The first time the nursery rhyme was suggested to be plague related seems to be in 1961, James Leasor's book The Plague and the Fire. However, it is not clear whether Leasor concocted the plague interpretation on his own.
The rhyme was first published in Kate Greenaway's Mother Goose or The Old Nursery Rhymes (1881), centuries after the plague swept Europe; and there is no evidence of an earlier version. Further, many early versions of the rhyme omit the lines used to support these references to the plague. The plague connection is considered false by scholars of folklore.[1]
[edit] Appearances in popular culture
In the film V for Vendetta, the rhyme is graphically represented by a ring of children holding hands and dancing in a circle within a memorial for the casualties of a biological attack on the United Kingdom.

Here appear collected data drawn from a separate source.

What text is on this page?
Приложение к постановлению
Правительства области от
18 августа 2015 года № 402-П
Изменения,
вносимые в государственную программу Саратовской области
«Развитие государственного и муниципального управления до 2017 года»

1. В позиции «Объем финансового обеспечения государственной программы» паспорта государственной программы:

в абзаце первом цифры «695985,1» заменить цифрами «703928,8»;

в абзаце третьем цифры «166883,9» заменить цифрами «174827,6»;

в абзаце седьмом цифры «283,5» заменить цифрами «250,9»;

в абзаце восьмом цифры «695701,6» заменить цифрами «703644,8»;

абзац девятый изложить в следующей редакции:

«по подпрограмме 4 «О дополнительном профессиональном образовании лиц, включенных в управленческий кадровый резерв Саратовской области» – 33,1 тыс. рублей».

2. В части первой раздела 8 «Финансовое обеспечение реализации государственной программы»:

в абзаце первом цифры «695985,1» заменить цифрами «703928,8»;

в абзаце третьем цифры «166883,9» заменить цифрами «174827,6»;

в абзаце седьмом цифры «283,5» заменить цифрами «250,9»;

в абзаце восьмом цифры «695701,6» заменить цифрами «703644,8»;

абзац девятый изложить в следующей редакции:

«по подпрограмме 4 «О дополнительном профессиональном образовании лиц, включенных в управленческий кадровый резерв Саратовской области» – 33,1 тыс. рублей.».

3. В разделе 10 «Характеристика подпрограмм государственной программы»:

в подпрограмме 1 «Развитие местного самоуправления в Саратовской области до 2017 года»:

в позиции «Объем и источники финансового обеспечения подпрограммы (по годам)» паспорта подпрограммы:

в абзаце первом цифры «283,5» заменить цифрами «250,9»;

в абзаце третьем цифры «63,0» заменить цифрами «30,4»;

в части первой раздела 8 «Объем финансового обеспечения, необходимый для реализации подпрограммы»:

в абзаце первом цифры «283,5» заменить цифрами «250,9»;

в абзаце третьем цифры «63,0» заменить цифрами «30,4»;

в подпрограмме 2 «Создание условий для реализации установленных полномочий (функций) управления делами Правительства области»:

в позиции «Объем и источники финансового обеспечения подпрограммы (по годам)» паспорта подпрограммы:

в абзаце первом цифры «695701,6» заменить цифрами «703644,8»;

In the episode of Star Trek (the original series) named And The Children Shall Lead (episode #60), when the children are found on Triacus with all their parents dead, they are holding hands and dancing in a circle while singing this song.
The rhyme was heavily featured in the very first serial of Sapphire and Steel, where it was used as a "trigger" to allow time to break through into the present day. Several characters who are mentioned in the rhyme, as well as a person who appears to have the plague, appear as ghosts.
In the episode "Dance of the Dead" of the Showtime show Masters of Horror, the rhyme was sung by children as a foreshadowing and emphasis of the biological warfare featured in the episode. In flashback sequences, a young girl remembers her birthday one year when "blitz" fell from the sky and ate away at the flesh of her friends.
The nu metal band Korn incorporated the song into one of their singles called "Shoots and Ladders" on their self-titled album. Dave Matthews of Dave Matthews Band also sings this rhyme as a verse in the song "Gravedigger" (Found on Some Devil, 2003.) A third musical reference is in Pink Floyd's track "Take It Back" from their 1994 The Division Bell album, which incorporates the rhyme.
On the episode "Dark Harvest" of the television show Invader Zim, the character of Miss Bitters devotes one of her classes to explaining the bubonic plague origins of the rhyme in a particularly menacing manner.
In the game Prey, during one level, the ghosts of possessed children sing the song in a sinister manner before attacking.
In the movie Mission: Impossible 2 the character of Doctor Nekhorvich sees some children singing this song shortly after he injects himself with a deadly bio-engineered virus to smuggle it out of a lab. The image of the children dancing slows down and appears haunting, reflecting Nekhorvich's awareness of the dangers of the plague he carries.